The global automotive industry is navigating one of its most volatile periods in over a century, shaped by regulatory flux, energy volatility, shifting trade barriers and persistent supply chain uncertainty. Yet amid the turbulence, Japanese commercial vehicle makers continue to demonstrate notable resilience, particularly in comparison to their European counterparts. This was the central message from Anton Falck, speaking at a media briefing held during the Nampo agricultural show in Bothaville on 11 May 2026.
Falck noted that while global conditions remain unpredictable, the structural integration of markets such as South Africa into international supply networks means local manufacturers are far from insulated. The growing influx of fully built imported vehicles into the country is also reshaping competitive dynamics, presenting both pressure and opportunity for domestic producers operating within a historically strong industrial base.
Within this evolving landscape, Hino South Africa continues to demonstrate steady performance. The brand recorded 3 178 units in the past year, securing a 10.2% share of the South African truck market, marginally down from 3 343 units and a 10.8% share in 2024. Early 2026 performance has remained consistent, with 930 units sold in the first four months, keeping the company on track to once again exceed the 3 000-unit threshold.
This stability comes as Hino Motors undergoes strategic restructuring, including its integration into a new entity known as Archion alongside Mitsubishi Fuso. The consolidation is designed to strengthen engineering capability, production efficiency and long-term competitiveness in a rapidly evolving global truck market.
A key highlight of Hino South Africa’s local performance remains its dominance in customer satisfaction metrics. In the latest Datatrack quarterly survey, which benchmarks 13 truck brands based on feedback from approximately 30 000 operators, the company achieved an overall score of 99.69 in Q1 2026. This marks the 12th consecutive quarter since early 2023 that Hino has held the top position across combined sales, service and parts categories, well above the national average of 95.76. The brand also led individual categories, including service performance at 99.81 and strong parts delivery scoring above industry norms.
The Datatrack results reinforce Hino’s “Total Support” philosophy, which prioritises vehicle uptime, lifecycle efficiency and cost predictability for fleet operators. This approach is increasingly critical in a market where operational margins are under pressure from rising input costs and logistical complexity.
On the supply chain front, Hino South Africa has undertaken a significant structural shift by transitioning its parts sourcing directly from Japan, moving away from its previous European distribution pathway. While the change initially introduced operational disruptions, particularly affecting filter availability within dealer networks, Falck confirmed that stabilisation efforts have largely restored performance levels. The company’s allocation fill rate has recovered to approximately 95%, nearing pre-transition standards, supported by expanded supplier partnerships, enhanced logistics capacity and increased strategic stockholding.
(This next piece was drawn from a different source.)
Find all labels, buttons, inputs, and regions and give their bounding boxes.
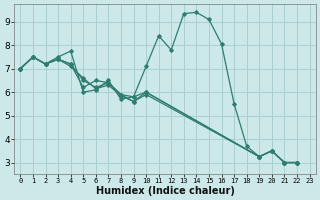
- X-axis label: Humidex (Indice chaleur): Humidex (Indice chaleur): [96, 186, 234, 196]
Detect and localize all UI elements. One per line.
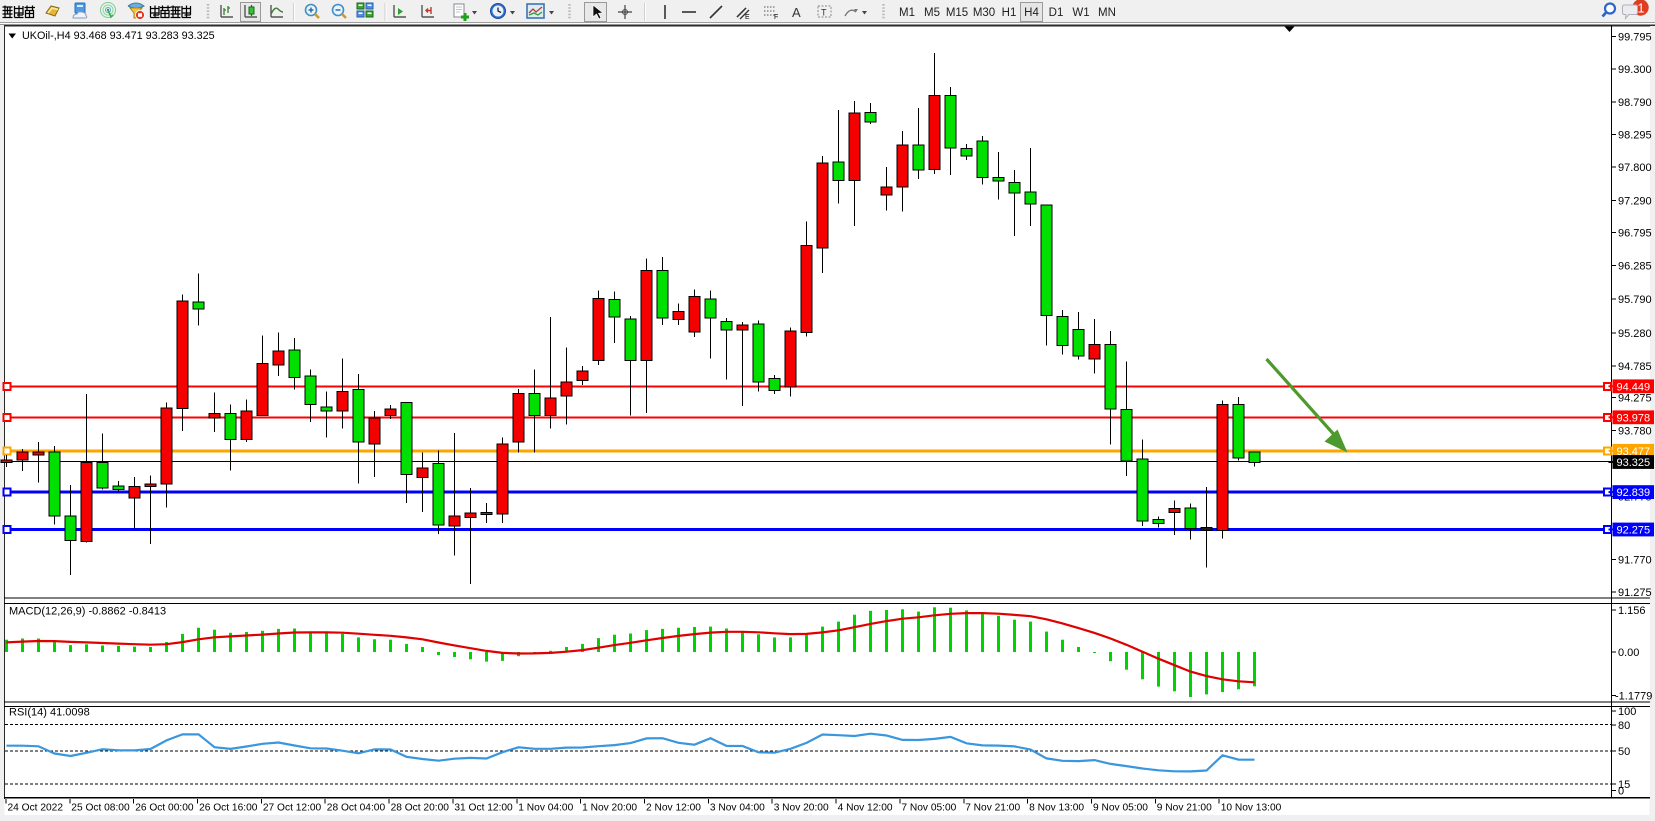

Product strategy has also evolved, with the introduction of an extended six-year drivetrain warranty in 2025 marking a significant enhancement in customer value. This replaces the previous two-year coverage and is supported by revised service and maintenance plans that deliver improved cost-per-kilometre predictability across ownership cycles. Looking ahead, Hino South Africa is preparing to launch Hino Care Gap Cover in mid-2026, which will further expand warranty coverage across key components such as cooling systems, electrical systems and towing support without increasing customer pricing.
Innovation in alternative powertrains is also accelerating. Hino South Africa has introduced diesel-electric hybrid models into its 300 Series range, with 32 units being imported in total. Early deployments are already underway at the Toyota Africa Parts Centre, operated by Namlog, with initial units already in service and additional deployments planned for major fleet operators. These vehicles are integrated into Kinto, a subscription-based model that bundles vehicle usage, maintenance and servicing into a single monthly cost, supported by optional comprehensive insurance through Kinto Protect.
Early operational data from the hybrid programme indicates fuel efficiency improvements ranging between 15% and 30%, depending on application. In a market defined by rapidly rising diesel prices and tightening emissions expectations, these gains offer both economic and environmental advantages for fleet operators seeking long-term sustainability.
Further signalling its multi-pathway energy strategy, Hino South Africa is preparing to preview a prototype dual-fuel truck combining diesel and hydrogen technologies, underscoring the brand’s commitment to exploring diversified propulsion solutions suited to regional operating conditions.
Falck emphasised that despite global uncertainty, the company remains focused on strengthening customer relationships, improving operational resilience and expanding its technological footprint. With stable sales performance, strong customer satisfaction rankings and a growing portfolio of electrified and alternative fuel solutions, Hino South Africa positions itself as both a steady incumbent and an adaptive innovator in a rapidly transforming commercial vehicle sector.